My experiences in life so far have taught me that most people of all stripes love titles of distinction. Frankly, I don’t care for them. I can be responsible and do the work I need to achieve the objectives I want without a title to make me feel or sound important. It may sound contradictory to say this as a recent Political Science Ph.D. from the University of Chicago and early career post-doctoral fellow and college professor at Wake Forest University. I may also be privileged to be disinterested because I have attained a certain level of status. But on my journey, my personal benefit from titles and status has been a very inconsistent venture.
On the course of my brief professional life as a college educator, I have been shocked into multiple realities: the juxtaposition of obsequious deference and painful rejection that I’ve experienced for the exact reason in relationships both old and new: my name is now Dr. Jaira J. Harrington. When folks discover my title, occupation or education status, some people practically bow at my feet or temper their words to use their best vocabulary, perhaps to impress me. I don’t know if they’re aware that they’re behaving this way. But, it is frightening the way some of us beg for the acceptance and approval of a mortal human being and it outclasses our daily relationship with an all-powerful, eternal God.
On the opposite pole, others outright reject my status and don’t give me any respect at all. Yet, someone else in the same position (or even of lesser status) would be honored without hesitation or fumble. I find the parties in both instances are mostly men. All in all, people across the board don’t know quite how to receive me. All the while, I’m still trying to figure out how to present myself. At the hazard of being a walking stereotype of the pretentious, haughty and arrogant academic, I often undersell myself to make others feel comfortable.
Yet, in a short period of time, I’ve learned that it doesn’t matter what I do.
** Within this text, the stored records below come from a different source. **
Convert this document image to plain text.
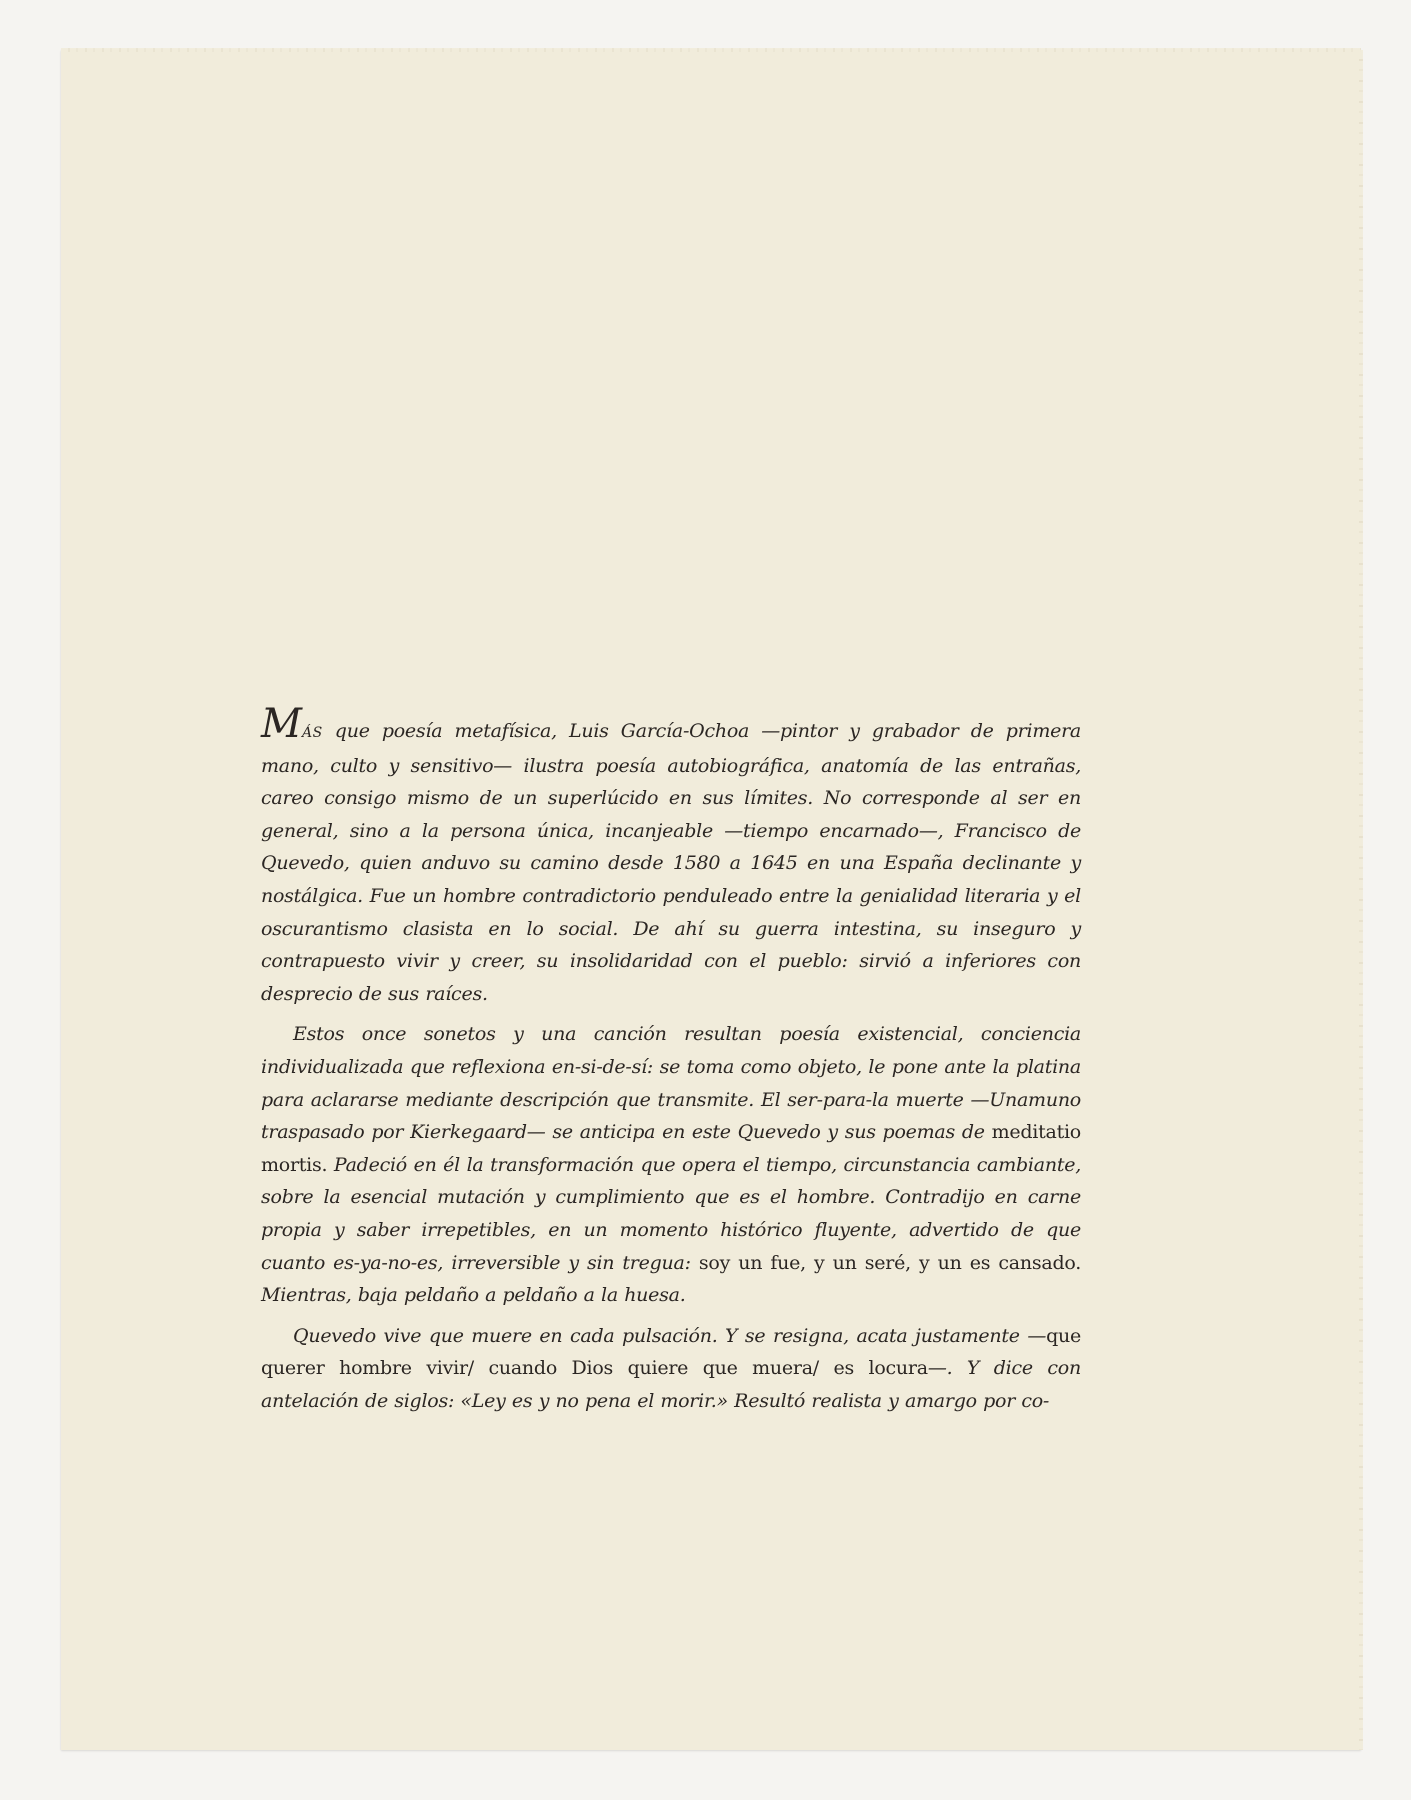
MÁS que poesía metafísica, Luis García-Ochoa —pintor y grabador de primera mano, culto y sensitivo— ilustra poesía autobiográfica, anatomía de las entrañas, careo consigo mismo de un superlúcido en sus límites. No corresponde al ser en general, sino a la persona única, incanjeable —tiempo encarnado—, Francisco de Quevedo, quien anduvo su camino desde 1580 a 1645 en una España declinante y nostálgica. Fue un hombre contradictorio penduleado entre la genialidad literaria y el oscurantismo clasista en lo social. De ahí su guerra intestina, su inseguro y contrapuesto vivir y creer, su insolidaridad con el pueblo: sirvió a inferiores con desprecio de sus raíces.

Estos once sonetos y una canción resultan poesía existencial, conciencia individualizada que reflexiona en-si-de-sí: se toma como objeto, le pone ante la platina para aclararse mediante descripción que transmite. El ser-para-la muerte —Unamuno traspasado por Kierkegaard— se anticipa en este Quevedo y sus poemas de meditatio mortis. Padeció en él la transformación que opera el tiempo, circunstancia cambiante, sobre la esencial mutación y cumplimiento que es el hombre. Contradijo en carne propia y saber irrepetibles, en un momento histórico fluyente, advertido de que cuanto es-ya-no-es, irreversible y sin tregua: soy un fue, y un seré, y un es cansado. Mientras, baja peldaño a peldaño a la huesa.

Quevedo vive que muere en cada pulsación. Y se resigna, acata justamente —que querer hombre vivir/ cuando Dios quiere que muera/ es locura—. Y dice con antelación de siglos: «Ley es y no pena el morir.» Resultó realista y amargo por co-
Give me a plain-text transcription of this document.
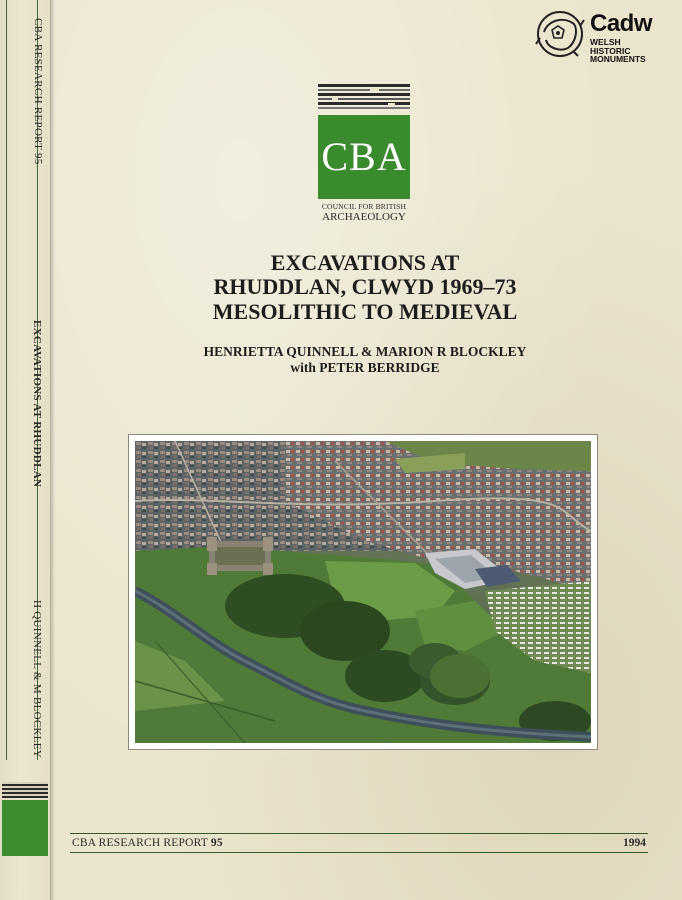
CBA RESEARCH REPORT 95
EXCAVATIONS AT RHUDDLAN
H QUINNELL & M BLOCKLEY
Cadw
WELSH
HISTORIC
MONUMENTS
CBA
COUNCIL FOR BRITISH
ARCHAEOLOGY
EXCAVATIONS AT
RHUDDLAN, CLWYD 1969–73
MESOLITHIC TO MEDIEVAL
HENRIETTA QUINNELL & MARION R BLOCKLEY
with PETER BERRIDGE
CBA RESEARCH REPORT 95	1994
It only matters who I am that God calls me to be. Being an unapologeticly Black woman with a Christ-centered purpose and people-serving attitude, I am a threat and offense to the status quo of a racist, patriarchal, sexist and increasingly narcissistic “me-me-me” society. Individually and collectively, the church’s role in maintaining these structures of racial and gendered oppression and impediments cannot be overlooked. Sisters, brothers and others, we are participants too. By being participants, we are also active in our own destruction. But that can change if we are willing to deeply reflect on our purpose and realize the power that we have because we are called to be different.
As Believers, we are cities on a hill that cannot be hidden (Matthew 5:14). Any effort to make others comfortable is a royal waste of time. Alternatively, any effort to have our service work seen by others is an obstacle to true relationship with God (Matthew 6: 1-4). Our time is better served to focus on God and the work itself God has purposed for our lives. What is your Godly purpose?
Upon deep reflection and commune with God, I have discovered that service through education, academic research, writing and community-building is the daily, tireless work of my life. That just happens to mean I need to be in university settings at times and people call me “Dr. Harrington”. However, Jesus reminds us all in Luke 22: 24-30 that there is no title that is greater than that of “servant”. No matter what status we attain on earth, the highest calling is when the heavenly Father can pleasantly smile on our life’s journey to say, “servant, well done.”